July 2006


b: Rá, rá, se fudeu!
d: Como assim, vai ser pai? É sério? Ela tá grávida ?
b: Vão casar?
a: Morar junto. Vou arrumar emprego de verdade e tal.
c: Isso quer dizer que não vai mais ter Boiko pras outras pessoas?
a: Claro que não! Vocês me conhecem.
b: E como você fez uma besteira dessas?
a: Acontece.
c: Vocês podiam ter usado camisinha, sabe. É tipo assim um negócio de plástico…
a: Ela toma anticoncepcional, mas tava fazendo mal, aí ia trocar pra outro…
b: E claro que o Boiko não podia esperar, né? Tinha que ser na hora, né?
a: Rolou, ora bolas. Era uma noite agradável, eu estava de quimono…
d: De quimono?
a: É. Meu filho foi concebido de quimono.

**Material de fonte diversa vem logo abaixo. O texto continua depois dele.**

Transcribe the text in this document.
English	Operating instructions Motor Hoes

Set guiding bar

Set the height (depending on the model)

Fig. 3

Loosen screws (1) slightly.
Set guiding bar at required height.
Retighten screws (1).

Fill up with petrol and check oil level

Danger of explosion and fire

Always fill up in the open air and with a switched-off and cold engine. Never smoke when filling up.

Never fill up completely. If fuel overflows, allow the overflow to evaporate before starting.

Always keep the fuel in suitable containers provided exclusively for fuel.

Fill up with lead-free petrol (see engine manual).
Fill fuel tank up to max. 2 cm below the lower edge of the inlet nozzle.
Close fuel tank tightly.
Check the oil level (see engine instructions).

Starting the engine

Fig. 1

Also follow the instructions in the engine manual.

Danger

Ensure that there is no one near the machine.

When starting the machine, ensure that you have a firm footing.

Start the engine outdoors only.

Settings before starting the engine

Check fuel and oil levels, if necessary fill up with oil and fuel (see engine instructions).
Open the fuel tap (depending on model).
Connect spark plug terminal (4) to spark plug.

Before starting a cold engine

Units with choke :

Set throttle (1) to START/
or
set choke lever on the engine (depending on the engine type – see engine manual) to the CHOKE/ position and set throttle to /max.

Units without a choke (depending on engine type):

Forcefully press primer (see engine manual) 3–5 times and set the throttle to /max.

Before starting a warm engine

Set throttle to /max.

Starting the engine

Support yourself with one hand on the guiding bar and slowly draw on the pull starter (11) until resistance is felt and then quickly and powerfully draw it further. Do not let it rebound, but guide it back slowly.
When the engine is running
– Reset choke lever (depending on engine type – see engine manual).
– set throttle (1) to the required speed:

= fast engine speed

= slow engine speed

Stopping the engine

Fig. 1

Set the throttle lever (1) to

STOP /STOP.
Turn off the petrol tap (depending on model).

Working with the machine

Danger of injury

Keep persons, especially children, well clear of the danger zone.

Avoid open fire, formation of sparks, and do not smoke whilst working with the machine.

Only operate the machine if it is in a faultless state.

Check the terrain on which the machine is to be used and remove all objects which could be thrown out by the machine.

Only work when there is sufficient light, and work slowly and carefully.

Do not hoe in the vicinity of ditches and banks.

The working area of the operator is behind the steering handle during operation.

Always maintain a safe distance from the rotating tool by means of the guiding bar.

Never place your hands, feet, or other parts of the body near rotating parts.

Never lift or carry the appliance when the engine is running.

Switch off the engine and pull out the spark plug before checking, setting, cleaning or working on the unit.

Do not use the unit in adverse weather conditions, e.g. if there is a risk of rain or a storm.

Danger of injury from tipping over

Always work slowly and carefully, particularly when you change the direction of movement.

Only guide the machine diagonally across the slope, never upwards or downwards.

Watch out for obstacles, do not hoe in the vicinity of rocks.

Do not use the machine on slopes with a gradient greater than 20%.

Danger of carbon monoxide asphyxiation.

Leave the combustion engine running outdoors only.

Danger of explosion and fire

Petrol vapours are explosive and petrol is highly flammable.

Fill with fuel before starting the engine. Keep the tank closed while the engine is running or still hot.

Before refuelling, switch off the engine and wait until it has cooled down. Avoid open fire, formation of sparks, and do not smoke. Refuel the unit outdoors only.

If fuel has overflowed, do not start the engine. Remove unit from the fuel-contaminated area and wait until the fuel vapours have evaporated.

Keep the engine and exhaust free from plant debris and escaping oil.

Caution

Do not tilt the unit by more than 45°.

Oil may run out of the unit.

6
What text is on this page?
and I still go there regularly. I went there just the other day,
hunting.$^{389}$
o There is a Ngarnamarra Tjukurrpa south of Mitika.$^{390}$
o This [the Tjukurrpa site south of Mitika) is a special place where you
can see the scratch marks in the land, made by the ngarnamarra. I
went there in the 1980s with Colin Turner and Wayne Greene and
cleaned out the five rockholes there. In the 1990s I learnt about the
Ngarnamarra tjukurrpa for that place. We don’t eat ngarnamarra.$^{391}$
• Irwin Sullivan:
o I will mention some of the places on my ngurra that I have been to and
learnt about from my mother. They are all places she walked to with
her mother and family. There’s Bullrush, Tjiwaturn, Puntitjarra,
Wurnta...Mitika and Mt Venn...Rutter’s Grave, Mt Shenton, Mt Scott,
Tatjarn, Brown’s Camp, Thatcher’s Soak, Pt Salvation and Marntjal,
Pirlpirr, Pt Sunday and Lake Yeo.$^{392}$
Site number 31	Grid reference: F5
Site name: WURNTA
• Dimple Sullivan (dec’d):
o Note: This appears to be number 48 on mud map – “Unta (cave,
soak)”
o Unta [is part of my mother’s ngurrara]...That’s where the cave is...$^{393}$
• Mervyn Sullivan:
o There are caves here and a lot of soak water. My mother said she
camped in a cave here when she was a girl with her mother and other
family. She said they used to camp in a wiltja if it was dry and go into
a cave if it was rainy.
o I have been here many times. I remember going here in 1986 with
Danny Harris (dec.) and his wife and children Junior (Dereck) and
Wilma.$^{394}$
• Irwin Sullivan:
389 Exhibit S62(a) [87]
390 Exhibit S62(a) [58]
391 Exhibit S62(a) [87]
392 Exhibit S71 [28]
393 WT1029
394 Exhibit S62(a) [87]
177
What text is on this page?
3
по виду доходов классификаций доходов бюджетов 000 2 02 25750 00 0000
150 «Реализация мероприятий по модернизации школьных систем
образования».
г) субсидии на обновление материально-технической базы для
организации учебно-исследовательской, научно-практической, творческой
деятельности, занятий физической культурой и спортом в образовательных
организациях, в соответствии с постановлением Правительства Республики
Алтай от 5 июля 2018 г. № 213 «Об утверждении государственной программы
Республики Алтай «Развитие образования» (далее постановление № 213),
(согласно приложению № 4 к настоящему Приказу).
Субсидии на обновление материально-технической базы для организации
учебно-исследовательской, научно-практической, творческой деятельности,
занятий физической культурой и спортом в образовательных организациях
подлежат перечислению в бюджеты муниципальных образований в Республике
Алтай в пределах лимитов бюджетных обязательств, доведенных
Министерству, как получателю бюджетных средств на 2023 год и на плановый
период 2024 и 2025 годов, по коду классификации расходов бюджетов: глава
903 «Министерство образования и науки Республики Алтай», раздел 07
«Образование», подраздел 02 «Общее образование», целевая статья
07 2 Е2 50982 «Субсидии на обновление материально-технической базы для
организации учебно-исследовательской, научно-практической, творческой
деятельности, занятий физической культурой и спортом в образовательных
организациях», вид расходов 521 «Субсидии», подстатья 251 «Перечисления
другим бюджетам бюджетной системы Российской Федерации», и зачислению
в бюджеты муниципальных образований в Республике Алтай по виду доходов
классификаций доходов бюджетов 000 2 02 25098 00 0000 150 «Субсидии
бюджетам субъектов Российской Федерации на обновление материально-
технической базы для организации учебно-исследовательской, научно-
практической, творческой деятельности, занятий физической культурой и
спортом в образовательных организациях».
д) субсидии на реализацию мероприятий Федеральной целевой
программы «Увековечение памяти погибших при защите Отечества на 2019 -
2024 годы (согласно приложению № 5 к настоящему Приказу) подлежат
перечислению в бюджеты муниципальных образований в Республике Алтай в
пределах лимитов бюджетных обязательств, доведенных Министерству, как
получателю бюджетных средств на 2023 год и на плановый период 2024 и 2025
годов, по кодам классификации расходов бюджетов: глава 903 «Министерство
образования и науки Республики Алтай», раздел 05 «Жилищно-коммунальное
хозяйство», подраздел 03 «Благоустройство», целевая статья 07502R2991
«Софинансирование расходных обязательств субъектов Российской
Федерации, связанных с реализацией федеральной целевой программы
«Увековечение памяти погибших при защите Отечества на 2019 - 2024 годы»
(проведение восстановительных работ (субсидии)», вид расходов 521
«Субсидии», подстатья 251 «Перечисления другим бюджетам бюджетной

Todo mundo fica calado e sério por um momento.

b: Nunca mais fico com ninguém de quimono.
c: Atrai neném.
a: Se fosse assim eu já tinha três…

Leoboiko 2.0 a caminho. Deadline (liveline?): Março de 2007. Imagem de bebê vestindo camiseta de RPG

Atualização: Alguém perguntou se o anúncio não ficou nerd demais. Eu acho que não, mas em todo caso, só pra deixar claro, eu vou ser pai.

Dormi com indigestão e tive um pesadelo. Eu cuidava da seção técnica de uma revista e era responsável por cobrir DS e Wii, mas meu chefe apareceu bravo e disse que era pra abandonar o Wii e passar a cobrir PSP no lugar. Aaaah!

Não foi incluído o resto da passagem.